326 entry daha
  • ekonomik kriz dolayısıyla zor günler geçiren ülke. doğal olarak ekonomik kriz politikayı da etkiliyor. geçen pazar yapılan önseçimlerde iktidardaki mauricio macri yüzde 30'larda kaldı (bkz: 11 ağustos 2019 arjantin seçimleri/@eachart muller) ve hemen akabinde arjantin pesosu yeni bir devalüasyon dalgasına yakalandı (1 usd= 60 ars). borsa çakıldı ve faizler tavan yaptı. son iki yılda yaklaşık yüzde 400 oranında devalüasyona uğrayan yerel para çok istikrarsız bir grafik çiziyor. uluslararası para fonu (bkz: imf) ile daha yeni 50 milyar dolarlık destek anlaşması (bkz: stand-by) imzalayan ülke için bu bir ilaç olmamış gibi gözüküyor. yalnız burada kritik olan reform yapılması gerekliliği ama sistemin reform hareketlerini sistematik olarak tıkaması.
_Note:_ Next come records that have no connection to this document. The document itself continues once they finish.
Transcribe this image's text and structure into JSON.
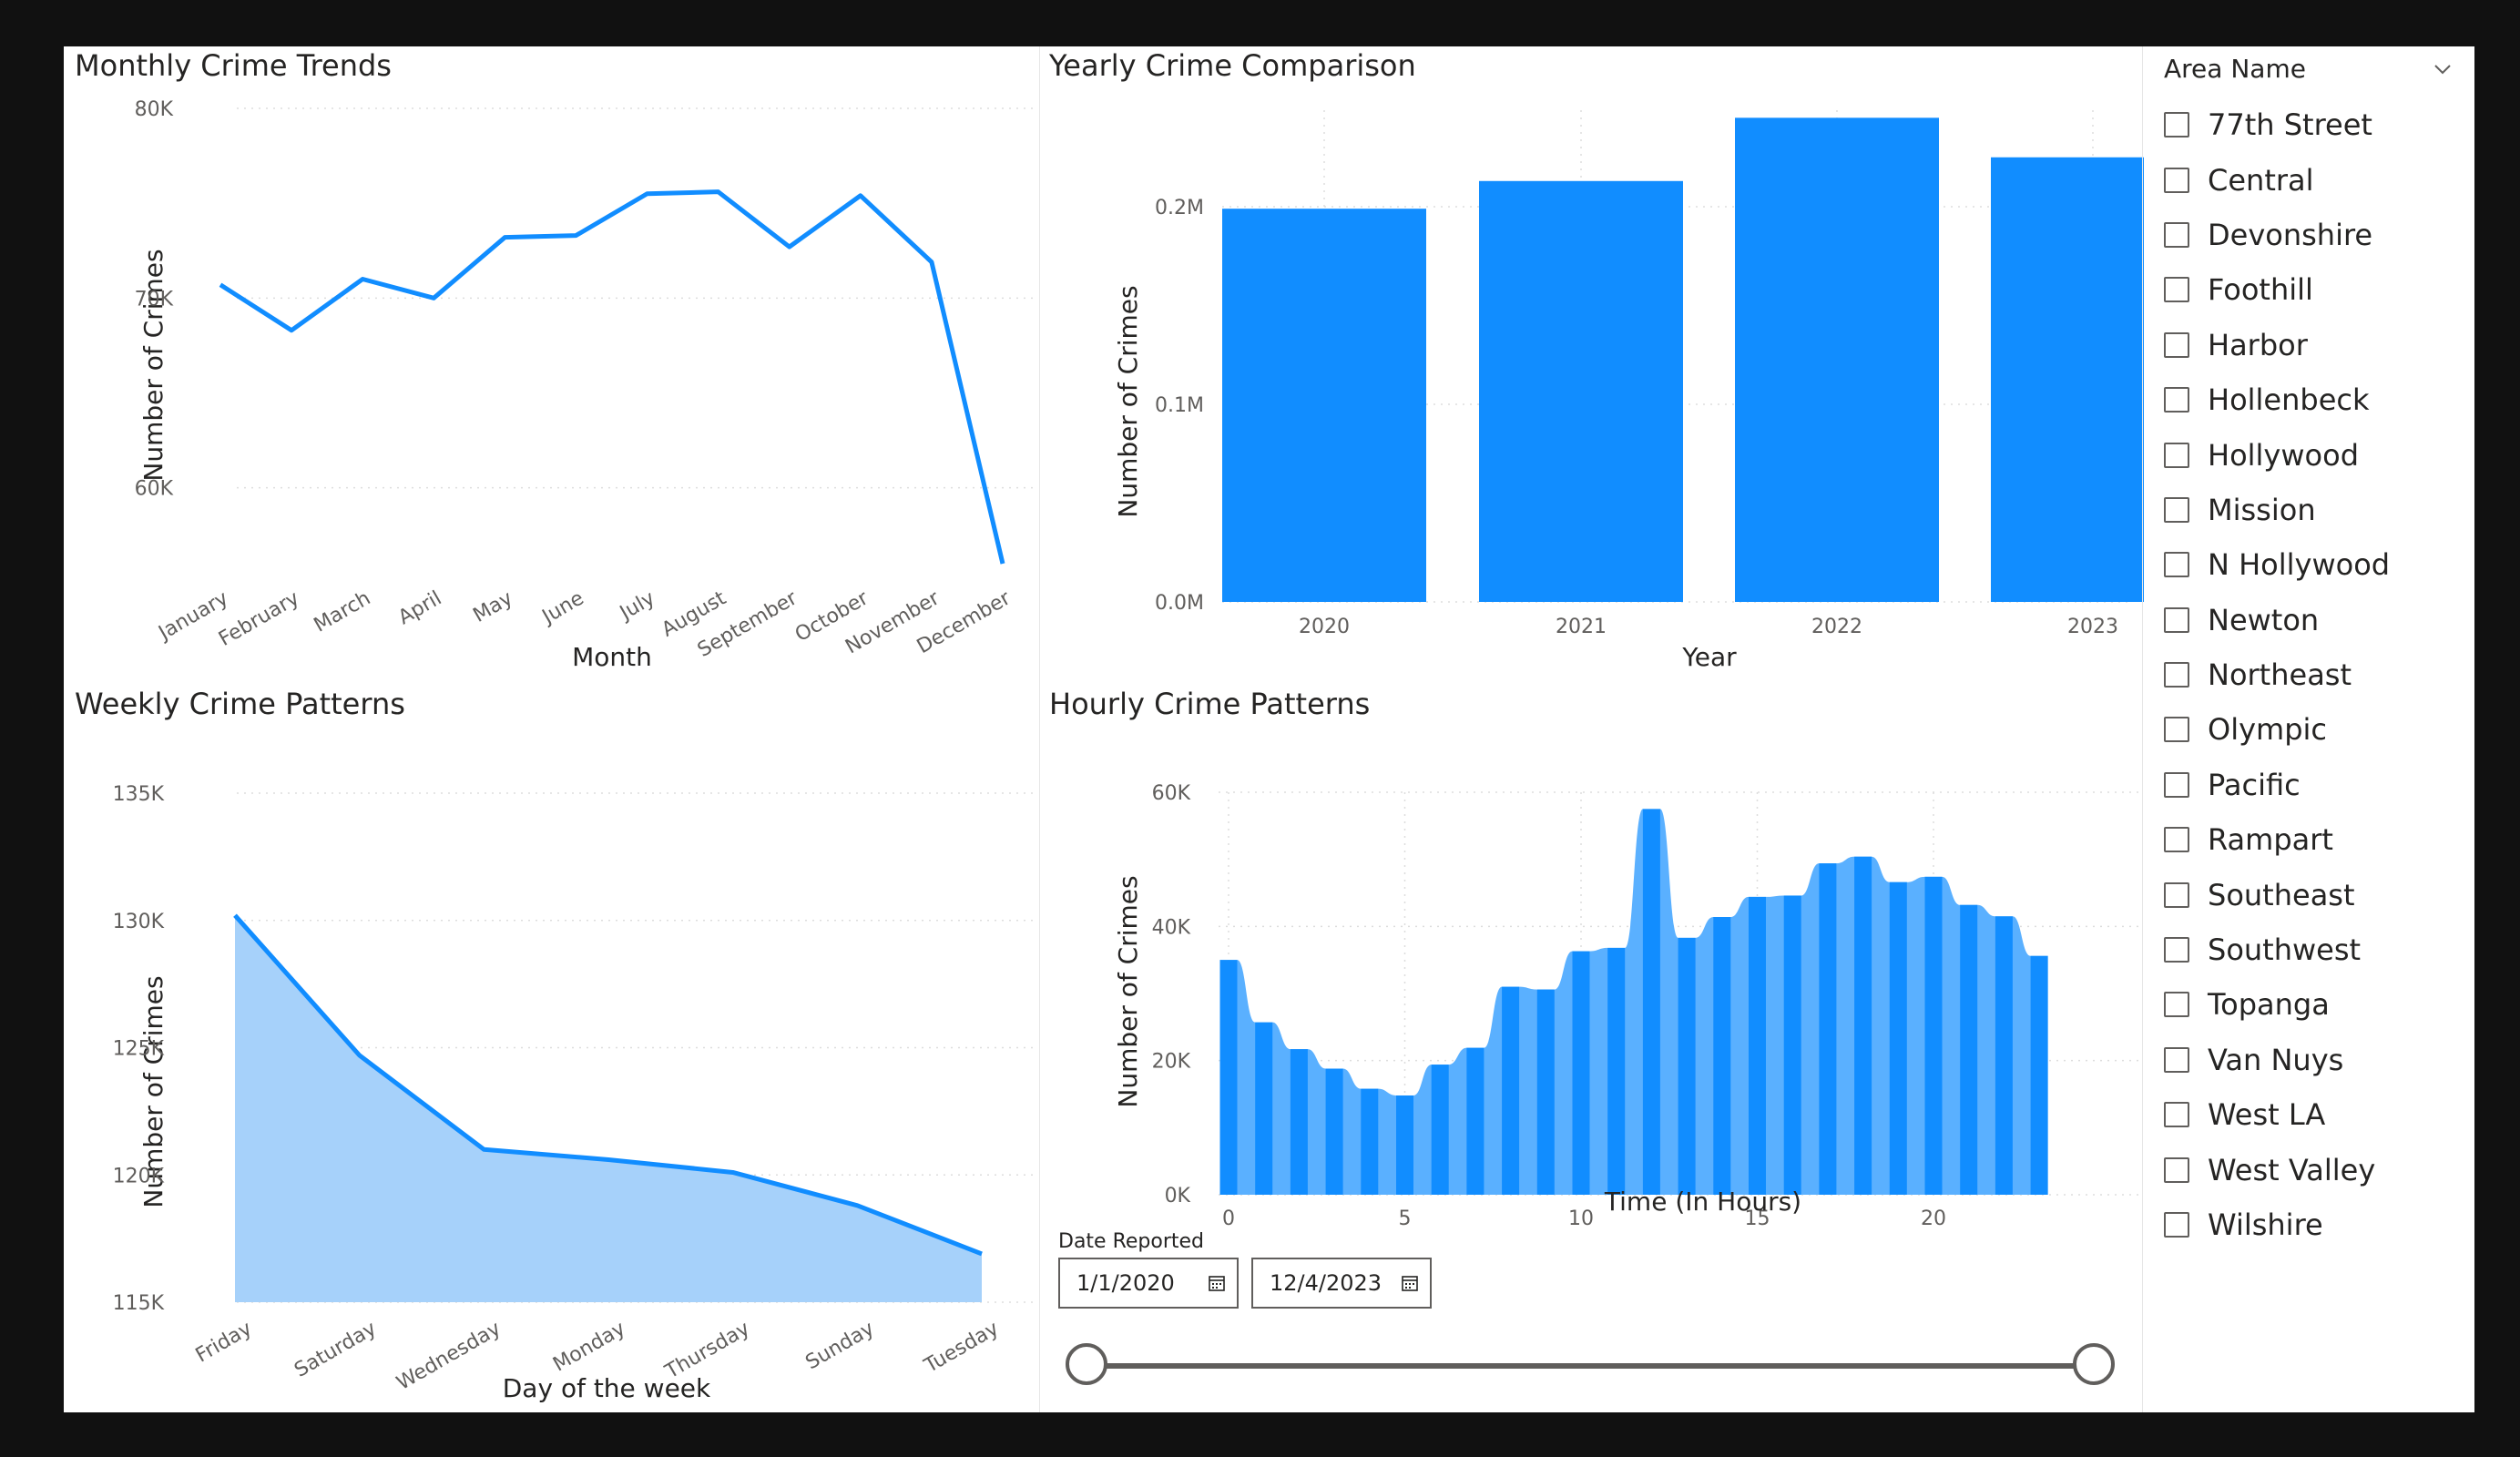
{
  "colors": {
    "accent": "#118dff",
    "accent_light": "#5ab0ff",
    "area_fill": "#a6d1fa",
    "text": "#252423",
    "tick": "#605e5c",
    "grid": "#dddddd"
  },
  "charts": {
    "monthly": {
      "title": "Monthly Crime Trends",
      "xlabel": "Month",
      "ylabel": "Number of Crimes",
      "yticks": [
        "60K",
        "70K",
        "80K"
      ]
    },
    "yearly": {
      "title": "Yearly Crime Comparison",
      "xlabel": "Year",
      "ylabel": "Number of Crimes",
      "yticks": [
        "0.0M",
        "0.1M",
        "0.2M"
      ]
    },
    "weekly": {
      "title": "Weekly Crime Patterns",
      "xlabel": "Day of the week",
      "ylabel": "Number of Crimes",
      "yticks": [
        "115K",
        "120K",
        "125K",
        "130K",
        "135K"
      ]
    },
    "hourly": {
      "title": "Hourly Crime Patterns",
      "xlabel": "Time (In Hours)",
      "ylabel": "Number of Crimes",
      "yticks": [
        "0K",
        "20K",
        "40K",
        "60K"
      ],
      "xticks": [
        "0",
        "5",
        "10",
        "15",
        "20"
      ]
    }
  },
  "chart_data": [
    {
      "type": "line",
      "title": "Monthly Crime Trends",
      "xlabel": "Month",
      "ylabel": "Number of Crimes",
      "categories": [
        "January",
        "February",
        "March",
        "April",
        "May",
        "June",
        "July",
        "August",
        "September",
        "October",
        "November",
        "December"
      ],
      "values": [
        70700,
        68300,
        71000,
        70000,
        73200,
        73300,
        75500,
        75600,
        72700,
        75400,
        71900,
        56000
      ],
      "ylim": [
        56000,
        80000
      ],
      "grid": true
    },
    {
      "type": "bar",
      "title": "Yearly Crime Comparison",
      "xlabel": "Year",
      "ylabel": "Number of Crimes",
      "categories": [
        "2020",
        "2021",
        "2022",
        "2023"
      ],
      "values": [
        199000,
        213000,
        245000,
        225000
      ],
      "ylim": [
        0,
        250000
      ],
      "grid": true
    },
    {
      "type": "area",
      "title": "Weekly Crime Patterns",
      "xlabel": "Day of the week",
      "ylabel": "Number of Crimes",
      "categories": [
        "Friday",
        "Saturday",
        "Wednesday",
        "Monday",
        "Thursday",
        "Sunday",
        "Tuesday"
      ],
      "values": [
        130200,
        124700,
        121000,
        120600,
        120100,
        118800,
        116900
      ],
      "ylim": [
        115000,
        135000
      ],
      "grid": true
    },
    {
      "type": "bar",
      "title": "Hourly Crime Patterns",
      "xlabel": "Time (In Hours)",
      "ylabel": "Number of Crimes",
      "x": [
        0,
        1,
        2,
        3,
        4,
        5,
        6,
        7,
        8,
        9,
        10,
        11,
        12,
        13,
        14,
        15,
        16,
        17,
        18,
        19,
        20,
        21,
        22,
        23
      ],
      "values": [
        35000,
        25700,
        21700,
        18800,
        15800,
        14800,
        19400,
        21900,
        31000,
        30600,
        36300,
        36800,
        57500,
        38300,
        41400,
        44400,
        44600,
        49400,
        50400,
        46600,
        47400,
        43200,
        41500,
        35600
      ],
      "ylim": [
        0,
        60000
      ],
      "grid": true
    }
  ],
  "slicer": {
    "title": "Area Name",
    "items": [
      "77th Street",
      "Central",
      "Devonshire",
      "Foothill",
      "Harbor",
      "Hollenbeck",
      "Hollywood",
      "Mission",
      "N Hollywood",
      "Newton",
      "Northeast",
      "Olympic",
      "Pacific",
      "Rampart",
      "Southeast",
      "Southwest",
      "Topanga",
      "Van Nuys",
      "West LA",
      "West Valley",
      "Wilshire"
    ]
  },
  "date_slicer": {
    "label": "Date Reported",
    "start": "1/1/2020",
    "end": "12/4/2023"
  }
}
    bunu biraz açmakta fayda var: ülke demokrasisi genel olarak iyi durumda olsa ve freedom house başta olmak üzere birçok sivil toplum kuruluşu tarafında özgür ülke kategorisinde gösterilse de bazı geleneksel yapısal problemler var ki aşmak epey güç. bir kere başkanlık sistemi çalışmıyor. başkan çok güçlü oluyor ve parlamento ile senato işlevsizleşiyor. yargı başta olmak üzere pek çok alanda başkan atama yapıyor ve yargı üzerinden gidecek olursak, arjantin'de yüksek yargıçların ortalama görev süresi 4-5 yıl kadar. çünkü başkanlar kendilerine engel çıkardıklarını düşündükleri zaman mevcut hakimi değiştirip yerine yenisini atayabiliyor. bu hem yargının özgürce çalışmasını engelliyor hem de parlamentoyu baltalıyor.
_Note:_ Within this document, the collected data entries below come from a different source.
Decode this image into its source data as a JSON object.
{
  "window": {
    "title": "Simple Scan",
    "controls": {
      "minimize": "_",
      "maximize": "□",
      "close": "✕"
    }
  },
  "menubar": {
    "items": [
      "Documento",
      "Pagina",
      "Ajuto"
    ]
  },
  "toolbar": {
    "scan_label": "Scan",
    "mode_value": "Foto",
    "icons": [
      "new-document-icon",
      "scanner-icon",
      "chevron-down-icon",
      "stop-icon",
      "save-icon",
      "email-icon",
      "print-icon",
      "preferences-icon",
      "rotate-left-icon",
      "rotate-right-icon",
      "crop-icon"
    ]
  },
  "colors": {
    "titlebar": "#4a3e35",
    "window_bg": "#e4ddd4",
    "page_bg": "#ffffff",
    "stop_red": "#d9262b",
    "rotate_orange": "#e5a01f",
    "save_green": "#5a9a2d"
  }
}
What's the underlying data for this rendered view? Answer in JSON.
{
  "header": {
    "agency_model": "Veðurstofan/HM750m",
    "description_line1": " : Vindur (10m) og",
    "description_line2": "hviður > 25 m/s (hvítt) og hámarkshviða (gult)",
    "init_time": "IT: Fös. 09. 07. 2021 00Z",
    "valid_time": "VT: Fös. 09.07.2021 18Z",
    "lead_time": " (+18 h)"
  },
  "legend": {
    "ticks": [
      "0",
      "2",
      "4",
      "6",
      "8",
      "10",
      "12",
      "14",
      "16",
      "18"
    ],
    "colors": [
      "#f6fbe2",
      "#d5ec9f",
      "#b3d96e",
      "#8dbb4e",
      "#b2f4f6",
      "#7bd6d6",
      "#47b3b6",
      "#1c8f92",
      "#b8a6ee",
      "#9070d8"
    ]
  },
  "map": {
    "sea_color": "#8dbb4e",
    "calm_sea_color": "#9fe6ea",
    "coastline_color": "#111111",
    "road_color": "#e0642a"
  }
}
    bir diğer sorun ise yerel yönetimler. taşrada ciddi hanedanlık egemenliği var. eyaletleri geleneksel muhafazakar tarım sanayiine mensup (latifundistas) aileler yönetiyorlar (bkz: latifundiya/@eachart muller) ve bu ailelerin merkezde (buenos aires) de temsilcileri var (parlamentoda milletvekilliği, senatoda senatörlük gibi). hal böyle olunca merkez reformları taşraya taşıyamıyor. böyle durumlarda başkanlar başkanlık emri yetkilerini kullanıyorlar ama bu seferde işler müzakere olmadan yürümüş oluyor ve kaos çıkıyor. yani yeniden parlamento pas geçilmiş ve tekrardan işlevsizleştirilmiş oluyor.
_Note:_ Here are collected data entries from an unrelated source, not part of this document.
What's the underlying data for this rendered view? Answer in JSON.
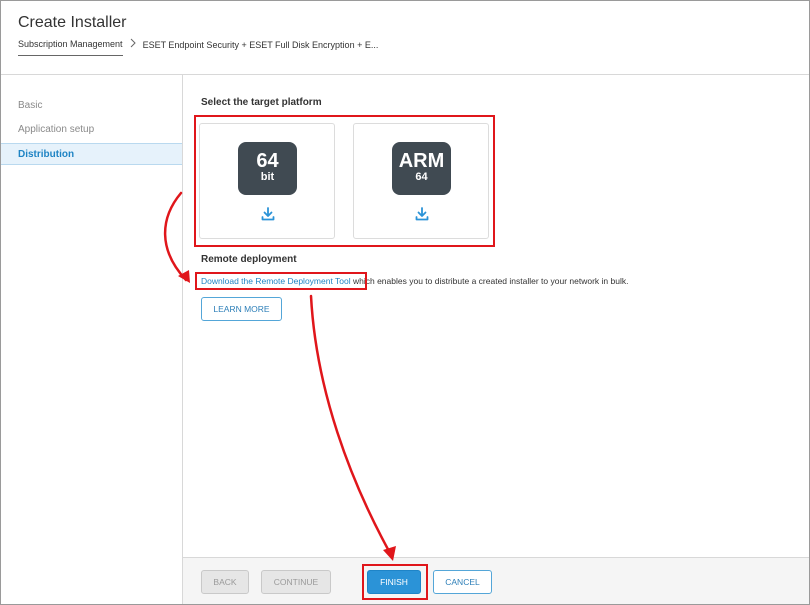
{
  "header": {
    "title": "Create Installer",
    "breadcrumb_root": "Subscription Management",
    "breadcrumb_current": "ESET Endpoint Security + ESET Full Disk Encryption + E..."
  },
  "sidebar": {
    "items": [
      {
        "label": "Basic",
        "state": "inactive"
      },
      {
        "label": "Application setup",
        "state": "inactive"
      },
      {
        "label": "Distribution",
        "state": "active"
      }
    ]
  },
  "main": {
    "platform_section_title": "Select the target platform",
    "platforms": [
      {
        "big": "64",
        "small": "bit",
        "icon": "download-icon"
      },
      {
        "big": "ARM",
        "small": "64",
        "icon": "download-icon"
      }
    ],
    "remote_section_title": "Remote deployment",
    "remote_link": "Download the Remote Deployment Tool",
    "remote_text": " which enables you to distribute a created installer to your network in bulk.",
    "learn_more": "LEARN MORE"
  },
  "footer": {
    "back": "BACK",
    "continue": "CONTINUE",
    "finish": "FINISH",
    "cancel": "CANCEL"
  },
  "colors": {
    "accent": "#2b93d7",
    "link": "#1f84c4",
    "badge": "#404a52",
    "annotation": "#e0161b"
  }
}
    her şeye başkanlık emri kullanmaya başlayan başkan (ne kadar idealist olursa olsun) buna alışıyor ve bir süre sonra her işini kimseye danışmadan yapmaya başlıyor (arjantin tarihi idealist söylemlerle iş başı yapıp sonradan büyük hayal kırıklıkları yaşatan başkanlarla dolu). bu sistem (ya da sistemsizlik) bir kısır döngü doğuruyor. başkan sorumluluğu paylaşamıyor ve olası bir başarısızlık ve (ekonomik veya politik) kriz anlarında tek sorumlu oluyor. bütün fatura başkana kesiliyor, seçimlerde cezalandırılıyor ama yapı baştan bozuk olduğu için yeni gelen kişi de pek bir şey yapamıyor ve aynı hikaye farklı aktörlerle yeniden yazılıyor/oynanıyor (aslında bu bütün latin amerika'nın problemi. neredeyse bütün bölge ülkelerinde başkanlık sistemi var ve hepsi aynı dertlerden muzdarip).

    bütün bu sistem problemleri, ülkenin upf (imf) ile yapılan destek anlaşmasının şartlarını yerine getirmesine engel oluyor. sistem aynı arızalara sahip olduğu için hep aynı hataları veriyor ve ülke atılım yapamıyor. aslında ülkenin potansiyeli çok güçlü (zaten bu potansiyel sayesinde borç bulabiliyorlar) ama radikal bir değişime ihtiyaçları var zira bu para ilelebet akmaz. başkanlık sistemi kafadan kötüdür demiyorum ama dünyada çalışan/işleyen başkanlık sistemi pek yok (abd demeyin rica ederim, istisnalar kaideyi bozmaz). hele latin amerika'daki gibi güçlü başkanlık sistemleri aslında başkanlara da haksızlık yapan sistemler (bkz: kaş yapayım derken göz çıkarmak).

    not: arjantin demokrasisinin bir de azınlıklar/yerliler sorunu var ama konuyla doğrudan ilgili olmadığı için bu yazıya dahil etmedim (yine de dolaylı olarak etkiliyor). başka bir zaman mapucheler özelinde konuyu ele almayı düşünüyorum.